The Invisibility Factor

Hello, my name is Jane, I am fifty-one and my superpower is that I have become invisible.

I never used to be invisible, as a younger and moderately attractive young women people noticed me. They smiled at me, they moved out of my way, they chatted me up, it was lovely.
My friends and I in our early thirties.


Nowadays wrapped up in a coat, with my greying hair and no makeup, I am invisible. People, quite literally bump into me. 


I have become the ignored. This makes me angry.

Why does this happen? 

We live in a society where youth is everything.

As an older person, we are supposed to chase after our lost youth. Like idiots.

We start with expensive face creams, then we dye our hair, we attempt to diet. We exercise to try and pull our poor older bodies back into a shape they don't belong in anymore. (Your body changes over time, this is natural).

It is so easy, Botox in your lunch hour, along with some teeth whitening. Why not?

(Because Botox is quite literally the same thing you use to poison rats, and enamel is a vital part of oral health..!)

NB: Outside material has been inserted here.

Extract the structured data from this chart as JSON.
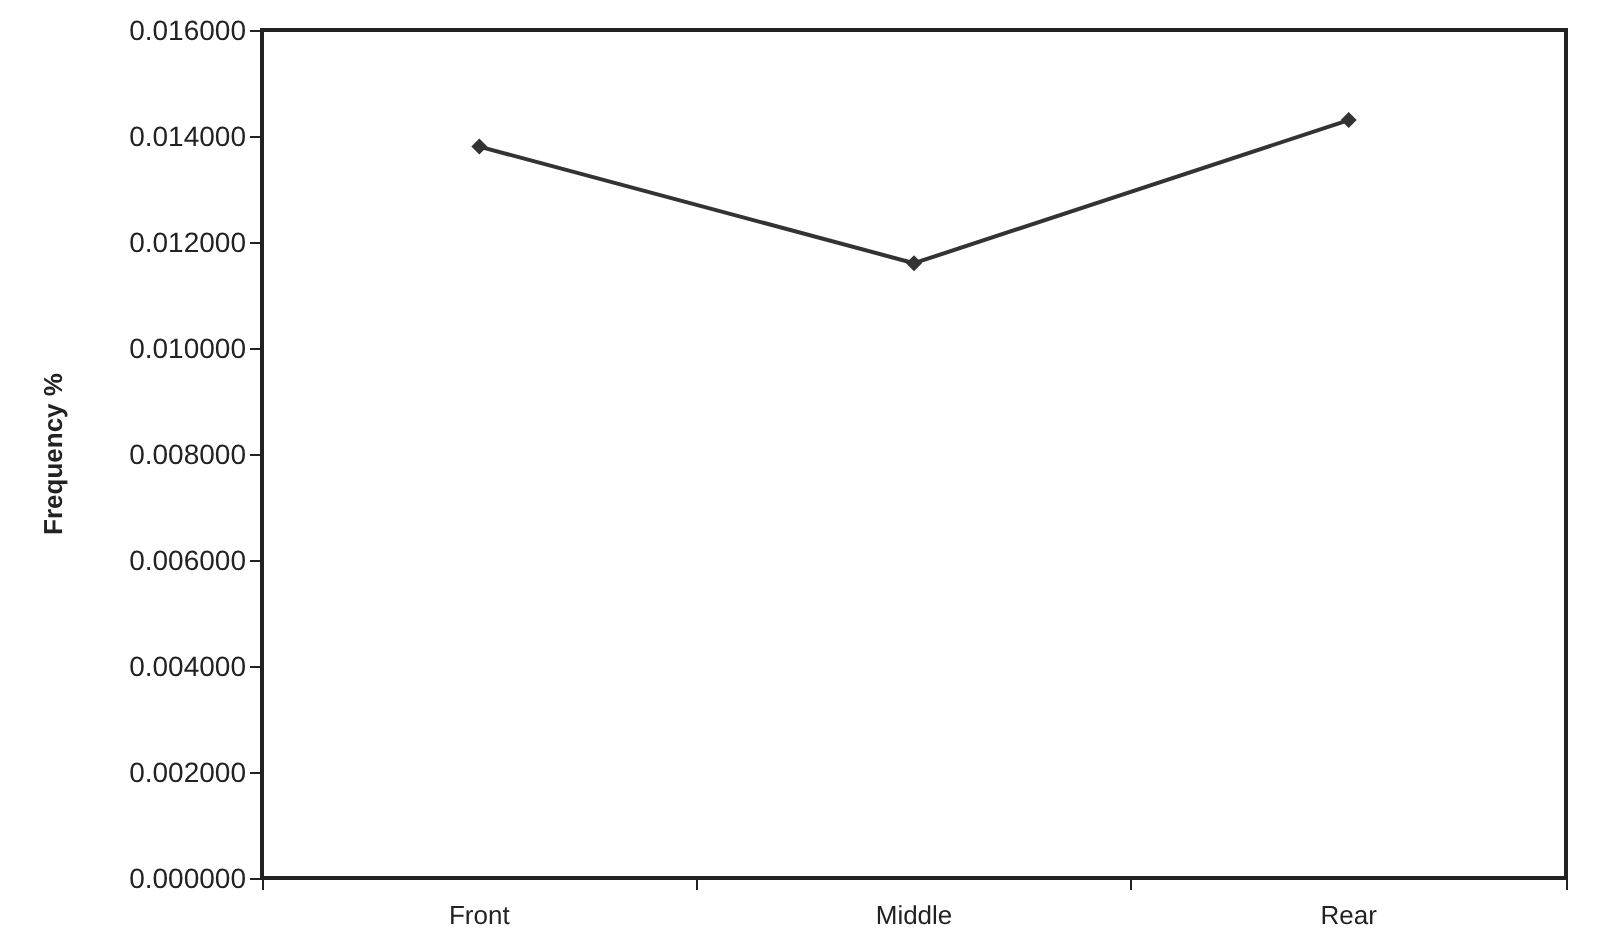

Most of the older actresses we see today have the bodies of a twenty-year-old, and sometimes the faces to match. How?

Well between making films they exercise, get plastic surgery and eat lettuce, and nothing else. There is no actual joy in their lives, imagine going out for a meal with them,

'Oh no, I couldn't possibly eat that it has more than 10 calories, a moment on the lips....'

Ahhhhhh F**k Off!

We all have a friend who has been on a diet like that, usually the person who least needs to be on a diet, they become boring. All they do is obsess about what they have, will or won't eat.

I don't give a shit, just eat the lovely food, the lovely chef has prepared, with your lovely friends, who all love you because you are an interesting intelligent person who needs to get over this nonsense! #justsaying

I am pro healthy living, do some exercise everyday, don't eat a packet of biscuits or drink a bottle of wine every night. But do live. Have fun, laugh.  (Note: Laughing does give you wrinkles but they are the fun kind that people see when you are really old and go - she looks like she had a great life!)

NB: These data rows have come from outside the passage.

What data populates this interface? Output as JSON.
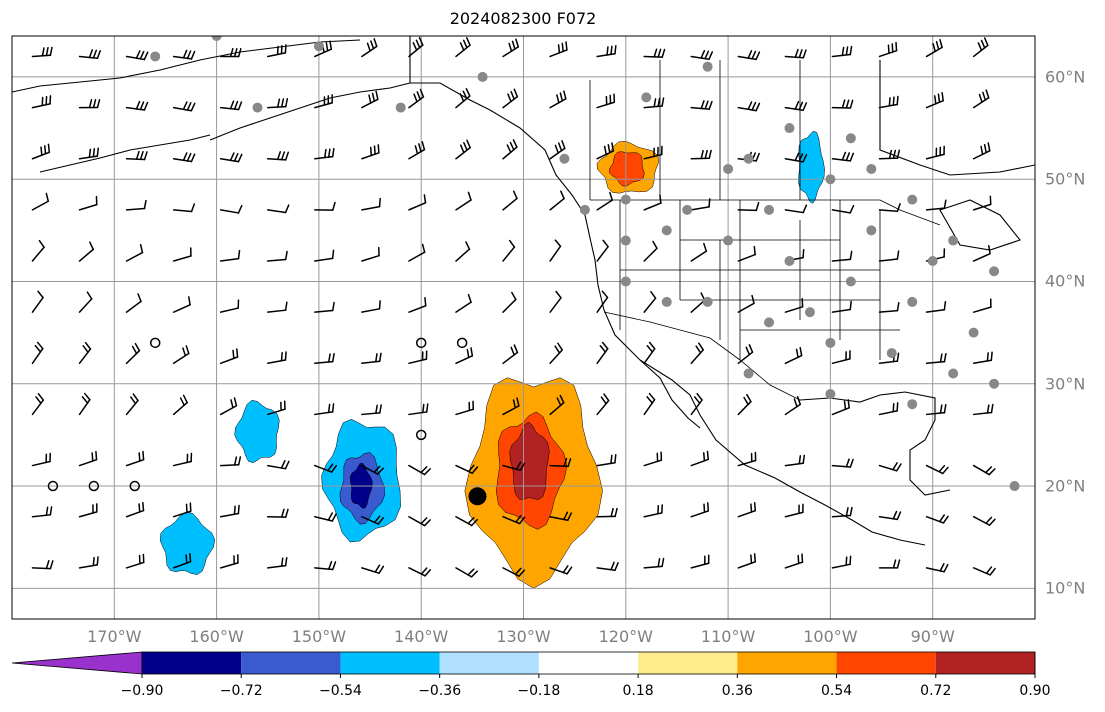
{
  "title": "2024082300 F072",
  "map": {
    "projection": "PlateCarree",
    "extent_lon": [
      -180,
      -80
    ],
    "extent_lat": [
      7,
      64
    ],
    "gridlines": true,
    "lon_ticks": [
      {
        "value": -170,
        "label": "170°W"
      },
      {
        "value": -160,
        "label": "160°W"
      },
      {
        "value": -150,
        "label": "150°W"
      },
      {
        "value": -140,
        "label": "140°W"
      },
      {
        "value": -130,
        "label": "130°W"
      },
      {
        "value": -120,
        "label": "120°W"
      },
      {
        "value": -110,
        "label": "110°W"
      },
      {
        "value": -100,
        "label": "100°W"
      },
      {
        "value": -90,
        "label": "90°W"
      }
    ],
    "lat_ticks": [
      {
        "value": 10,
        "label": "10°N"
      },
      {
        "value": 20,
        "label": "20°N"
      },
      {
        "value": 30,
        "label": "30°N"
      },
      {
        "value": 40,
        "label": "40°N"
      },
      {
        "value": 50,
        "label": "50°N"
      },
      {
        "value": 60,
        "label": "60°N"
      }
    ],
    "tick_label_color": "#7f7f7f",
    "marker": {
      "lon": -134.5,
      "lat": 19
    }
  },
  "colorbar": {
    "extend": "both",
    "boundaries": [
      -0.9,
      -0.72,
      -0.54,
      -0.36,
      -0.18,
      0.18,
      0.36,
      0.54,
      0.72,
      0.9
    ],
    "tick_labels": [
      "−0.90",
      "−0.72",
      "−0.54",
      "−0.36",
      "−0.18",
      "0.18",
      "0.36",
      "0.54",
      "0.72",
      "0.90"
    ],
    "under_color": "#9932cc",
    "over_color": "#ff88aa",
    "colors": [
      "#00008b",
      "#3a5bd0",
      "#00bfff",
      "#b0e0ff",
      "#ffffff",
      "#ffec8b",
      "#ffa500",
      "#ff4500",
      "#b22222"
    ]
  },
  "chart_data": {
    "type": "heatmap",
    "title": "2024082300 F072",
    "x_range": [
      -180,
      -80
    ],
    "y_range": [
      7,
      64
    ],
    "anomaly_regions": [
      {
        "level": "0.36",
        "color": "#ffa500",
        "center": [
          -129,
          22
        ],
        "extent_lon": [
          -137,
          -122
        ],
        "extent_lat": [
          9,
          33
        ]
      },
      {
        "level": "0.54",
        "color": "#ff4500",
        "center": [
          -129.5,
          22
        ],
        "extent_lon": [
          -133,
          -125
        ],
        "extent_lat": [
          15,
          28
        ]
      },
      {
        "level": "0.72",
        "color": "#b22222",
        "center": [
          -129.5,
          22.5
        ],
        "extent_lon": [
          -131.5,
          -127
        ],
        "extent_lat": [
          18,
          27
        ]
      },
      {
        "level": "−0.36",
        "color": "#00bfff",
        "center": [
          -146,
          21
        ],
        "extent_lon": [
          -150,
          -141
        ],
        "extent_lat": [
          13,
          27
        ]
      },
      {
        "level": "−0.54",
        "color": "#3a5bd0",
        "center": [
          -146,
          20
        ],
        "extent_lon": [
          -148.5,
          -143.5
        ],
        "extent_lat": [
          15,
          23
        ]
      },
      {
        "level": "−0.72",
        "color": "#00008b",
        "center": [
          -146,
          20
        ],
        "extent_lon": [
          -147.5,
          -145
        ],
        "extent_lat": [
          17,
          22
        ]
      },
      {
        "level": "0.36",
        "color": "#ffa500",
        "center": [
          -120,
          51
        ],
        "extent_lon": [
          -123,
          -116
        ],
        "extent_lat": [
          48,
          54
        ]
      },
      {
        "level": "0.54",
        "color": "#ff4500",
        "center": [
          -120,
          51
        ],
        "extent_lon": [
          -122,
          -118
        ],
        "extent_lat": [
          49,
          53
        ]
      },
      {
        "level": "−0.36",
        "color": "#00bfff",
        "center": [
          -102,
          51
        ],
        "extent_lon": [
          -103.5,
          -100.5
        ],
        "extent_lat": [
          47,
          55
        ]
      },
      {
        "level": "−0.36",
        "color": "#00bfff",
        "center": [
          -163,
          14
        ],
        "extent_lon": [
          -166,
          -160
        ],
        "extent_lat": [
          10,
          17
        ]
      },
      {
        "level": "−0.36",
        "color": "#00bfff",
        "center": [
          -156,
          25
        ],
        "extent_lon": [
          -158,
          -153
        ],
        "extent_lat": [
          21,
          28
        ]
      }
    ]
  }
}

I can not imagine the pressure women feel under the spotlight, which is why I admire people like Judi Dench, Diane Keaton, Sigourney Weaver and Emma Thompson, who are all considered very beautiful but remain completely natural.

But I remain invisible and I don't like it. This may be why I have so many tattoo's, it ensures I am still noticed, although I am seen as an oddity rather than something beautiful (on the whole).

My friends and I are beautiful women, we are intelligent, and yet wrapped up in coats out shopping, people don't see us. They don't take the time to respect our humanity, our wisdom, our sense of humour, our full and rounded personalities.
My Friends and I now, minus one who lives a very long way away and couldn't make it to this meal. Look how interesting we look/are. :)

I am a much more interesting person than I was in my twenties, I have a wealth of life experience that I can draw on. If you engage in conversation with me you will find a lively discussion which is fair and reasonable, I will take the time to listen to you because I am no longer completely wrapped up in myself, I am interested to find out about other people.

I am also not without feelings and want to be complimented when I look nice. You don't get to forty or have kids, and suddenly go, 'you know what, I don't need any affirmations off anyone ever again, I'm fine as I am thank you very much.' You still want to feel, well, sexy...

As I have got older I have found that I am on the one hand more confident, and care less about body image, but on the other, I am horrified by my ageing body and wrinkly face. In other words, it varies according to my mood because I am a human being. I still need people to flirt with me, tell me I am attractive and be attentive, as much as the next person.

So, person in a shop, who serves people every day, say hello, compliment me on; my coat, hair, style or whatever, (not in a creepy way....that's a whole other ball game) like you would to a person half my age.

Young people walking about in the shopping centre, 'Hello!' I'm not invisible, stop bumping into me, I may not have the latest Nikes on, but I am someone's Mum and I'm quite interesting if you took the time to find out. Thank you.